Le PS les a suivis. Le contact direct a même été mis au cœur de la campagne. Cent vingt formateurs se sont déplacés dans les départements pour organiser des ateliers et jeux de rôle. Pour atteindre les 5 millions de portes frappés, le PS estime qu’il faut 150 000 volontaires, ce qui représente 33 démarchages par militant. Aujourd’hui, les socialistes se sont déjà présentés à 2,3 millions de portes. Et à 10 jours du 1er tour, les cadences s’accélèrent.
Seuls les bureaux de vote à fort taux d’abstention sont ciblés
Samedi matin au siège du parti socialiste de Strasbourg, c’est l’heure du petit-déjeuner briefing. Cinq binômes sont déjà partis. Thierry Sother, en charge de l’organisation de la campagne pour la Lorraine, l’Alsace et la Franche-Comté présente aux participants le kit du militant : « Le programme version longue, c’est plus lourd mais c’est apprécié », les incontournables parkas rouges, un argumentaire type et les accroche-portes à l’effigie de leur candidat.
Quelques uns prennent des notes.
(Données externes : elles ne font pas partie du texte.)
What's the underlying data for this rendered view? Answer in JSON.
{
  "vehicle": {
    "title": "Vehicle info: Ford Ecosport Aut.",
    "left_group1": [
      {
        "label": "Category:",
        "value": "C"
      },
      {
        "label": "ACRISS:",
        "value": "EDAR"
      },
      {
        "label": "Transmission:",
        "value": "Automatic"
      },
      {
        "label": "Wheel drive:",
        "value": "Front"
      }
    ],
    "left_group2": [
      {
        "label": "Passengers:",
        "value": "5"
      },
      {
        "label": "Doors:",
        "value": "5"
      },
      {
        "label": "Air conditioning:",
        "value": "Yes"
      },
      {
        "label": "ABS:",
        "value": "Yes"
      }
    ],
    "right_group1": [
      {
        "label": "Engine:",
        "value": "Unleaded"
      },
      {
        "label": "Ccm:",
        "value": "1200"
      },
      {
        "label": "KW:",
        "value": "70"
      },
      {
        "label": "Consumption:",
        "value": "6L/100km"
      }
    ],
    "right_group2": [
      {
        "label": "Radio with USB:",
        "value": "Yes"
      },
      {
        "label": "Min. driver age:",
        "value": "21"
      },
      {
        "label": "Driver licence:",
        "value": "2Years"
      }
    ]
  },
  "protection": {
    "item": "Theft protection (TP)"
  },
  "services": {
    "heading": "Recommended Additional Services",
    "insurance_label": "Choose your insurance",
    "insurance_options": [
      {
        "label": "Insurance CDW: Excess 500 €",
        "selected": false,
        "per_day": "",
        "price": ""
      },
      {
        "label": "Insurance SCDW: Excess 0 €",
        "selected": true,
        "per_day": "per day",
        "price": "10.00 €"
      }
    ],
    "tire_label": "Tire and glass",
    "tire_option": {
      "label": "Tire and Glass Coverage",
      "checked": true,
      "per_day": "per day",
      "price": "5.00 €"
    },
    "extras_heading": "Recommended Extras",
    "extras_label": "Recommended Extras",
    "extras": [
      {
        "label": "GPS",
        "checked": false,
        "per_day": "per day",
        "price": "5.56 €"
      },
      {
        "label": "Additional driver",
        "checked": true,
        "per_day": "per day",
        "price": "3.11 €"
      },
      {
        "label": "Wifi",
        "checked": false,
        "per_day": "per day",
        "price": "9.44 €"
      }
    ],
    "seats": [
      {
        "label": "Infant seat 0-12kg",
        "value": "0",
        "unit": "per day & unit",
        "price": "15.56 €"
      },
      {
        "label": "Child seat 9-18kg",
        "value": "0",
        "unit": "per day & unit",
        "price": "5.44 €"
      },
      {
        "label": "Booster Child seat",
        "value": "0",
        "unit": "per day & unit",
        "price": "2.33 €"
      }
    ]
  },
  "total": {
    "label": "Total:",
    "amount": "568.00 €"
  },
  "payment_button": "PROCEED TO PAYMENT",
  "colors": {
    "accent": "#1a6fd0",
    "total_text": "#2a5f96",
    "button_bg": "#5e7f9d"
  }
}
Une dame demande si elle peut choisir son secteur. « Non, on vous les donne. » C’est le principe. Et c’est ce qui fait la différence. Les listes de rues sont transmises par Paris aux sections en région. Elles ont été établies à partir des résultats de 2007. Seuls sont retenus les bureaux de vote où la gauche a fait un bon score et où l’abstention était élevée.
« En soi, le porte-à-porte n’est pas nouveau, ce qui a changé c’est sa systématisation et le ciblage des abstentionnistes de gauche », remarque Vincent Pons.
Du management par les objectifs au Parti socialiste ?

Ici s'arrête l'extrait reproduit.